C’è una stanza segreta, nel Duomo, dove si conserva la reliquia del braccio destro di San Giovanni Battista. E’ una stanza piccola, semplice, adornata da un soffitto affrescato, con un pavimento di maioliche antiche, gli stemmi dei Piccolomini e, oggi, adornata da un’icona bizantina. La reliquia è conservata dentro un cassone blindato del ‘400 (che troviamo già attestato negli atti ufficiali del Bolgano) e si trova all’interno di un prezioso reliquiario seicentesco (l’originale è conservato nel Museo dell’Opera del Duomo).
All’interno del cassone, inviolabile, c’è una pergamena posta in un cilindro di piombo e quell’antica scrittura narra la storia della reliquia e questa narrazione viene direttamente dalle parole del Cardinal Bessarione, uno dei grandi protagonisti del contesto politico nel quale la requia fu donata alla città di Siena per farsi, la Repubblica di Siena, promotrice della crociata per liberare la Grecia dai turchi. Il cassone si apre ancora tramite due serrature: una chiave è conservata dal Comune di Siena (effettivo proprietario della reliquia), l’altra è conservata dal Capitolo Metropolitano. Il braccio di San Giovanni si espone ogni anno alla pubblica venerazione dal 21 al 24 giugno, giorni in cui si festeggia la natività del Battista (l’unico nel santorale, insieme alla Vergine Maria e a Gesù, logicamente, del quale si festeggia il giorno della nascita e non solo quello della morte, nascita al cielo). La reliquia venne donata nel 1464 da Pio II, Enea Silvio Piccolomini, alla città di Siena, appunto, e non alla Cattedrale. Era appartenuta all’ultimo discendete della famiglia imperiale di Costantinopoli, Tommaso Paleologo (fratello dell’ultimo imperatore Costantino XI), in cambio della promessa di un aiuto nella riconquista del territorio preso dagli Ottomani (Costantinopoli cade il 29 maggio 1453).
Siamo nel maggio del 1464 (Pio II morirà in agosto) e il braccio di San Giovanni arriva a Siena come donazione che, in questi casi, presuppone dietro un grande lavoro diplomatico ed una “lauta” ricompensa da parte del Comune (ecco il motivo per cui appartiene alla città). L’intermediario di questa operazione che è politica, forse, prima di essere religiosa, è proprio Bessarione (prima ortodosso, bizantino, poi passato al cattolicesimo e divenuto cardinale). Pio II sposa l’idea di riconquista dell’ultimo Paleologo (non più imperatore) anche perché, da fine umanista qual era, amava la cultura greca e latina, oltre al dolore per la perdita dell’impero romano d’Oriente, e cerca così di riunire tutti i potentati d’Europa per dare vita ad una spedizione militare che liberi almeno la Grecia dall’oppressione turca e Pio II prova a farli aderire all’impresa anche donando loro molti tesori provenienti dall’Oriente: così, a Siena, giunge il braccio del Battista.
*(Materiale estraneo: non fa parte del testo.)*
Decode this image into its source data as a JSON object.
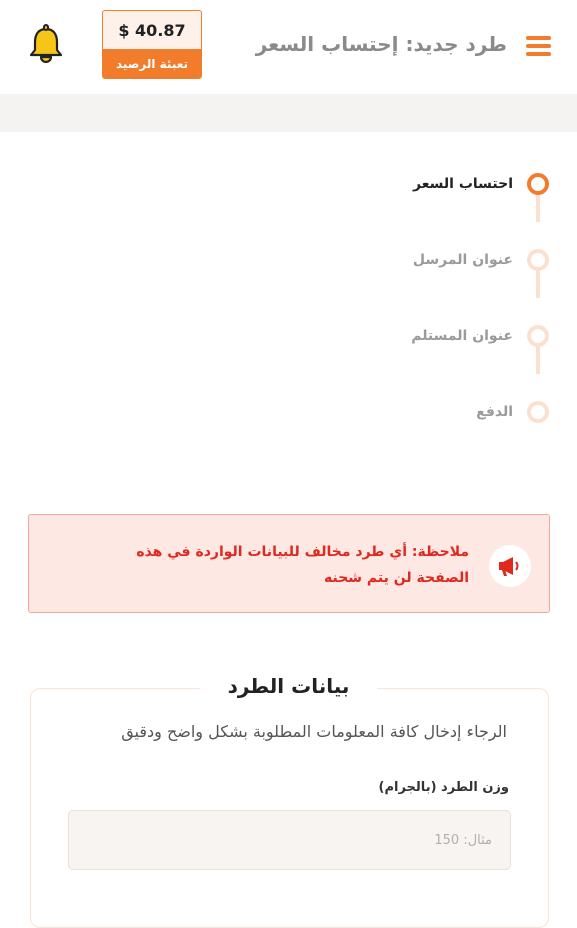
{
  "header": {
    "title": "طرد جديد: إحتساب السعر",
    "balance_amount": "$ 40.87",
    "topup_label": "تعبئة الرصيد",
    "menu_icon": "hamburger-menu-icon",
    "bell_icon": "bell-icon"
  },
  "stepper": {
    "steps": [
      {
        "label": "احتساب السعر",
        "active": true
      },
      {
        "label": "عنوان المرسل",
        "active": false
      },
      {
        "label": "عنوان المستلم",
        "active": false
      },
      {
        "label": "الدفع",
        "active": false
      }
    ]
  },
  "notice": {
    "icon": "megaphone-icon",
    "text": "ملاحظة: أي طرد مخالف للبيانات الواردة في هذه الصفحة لن يتم شحنه"
  },
  "parcel": {
    "title": "بيانات الطرد",
    "subtitle": "الرجاء إدخال كافة المعلومات المطلوبة بشكل واضح ودقيق",
    "weight_label": "وزن الطرد (بالجرام)",
    "weight_placeholder": "مثال: 150",
    "weight_value": ""
  },
  "colors": {
    "accent": "#f07c2c",
    "accent_light": "#fbe0cf",
    "notice_bg": "#fde8e3",
    "notice_text": "#e0281f",
    "bell": "#f5c518"
  }
}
Per conservare la reliquia nel 1482 l’allora rettore dell’Opera del Duomo, Alberto Aringhieri, fa costruire una cappella bellissima. In questo giorno, racconta Girolamo Gigli nel suo Diario, si fa “festa alla Cappella dedicata al Santo nella Metropolitana d’architettura di Baldassarre da Siena, dove si custodisce il braccio destro del medesimo Santo (…)Celebrano quivi le loro funzioni i Cavalieri Gerosolimitani, dei quali in Siena è stata sempre una numerosa assemblea, pregiandosi la Città di contar tante Croci di S. Giovanni quante ogni altra più popolata d’Italia: atteso il purgantissimo fiore di Nobiltà, che presso i Sanesi con tanto studio si coltivò in tutti i tempi, e si coltiva, ed il generoso antico desiderio che la Senese Nobiltà ha sempre nutrito di combattere per la Fede contro Gl’Infedeli (…). Conta Siena (…) 32 Croci di San Giovanni”. Tuttavia, ancora oggi, la reliquia viene conservata durante l’anno in quella stanza, scrigno segreto, uno dei tanti, nascosti all’interno della nostra splendida Cattedrale. Ah, nessuno ha fatto prove del dna per sapere se è il “vero” braccio di San Giovanni, c’è chi dice che sparsi nel mondo ce ne sono quanti i tentacoli di un polpo. Noi non ne abbiamo notizia, ma quello senese, se potete, oggi andate ad ammirarlo in Duomo. Per noi, da secoli, è quello “vero” e, comunque, è quello che ha segnato molta parte di storia dall’Oriente all’Occidente.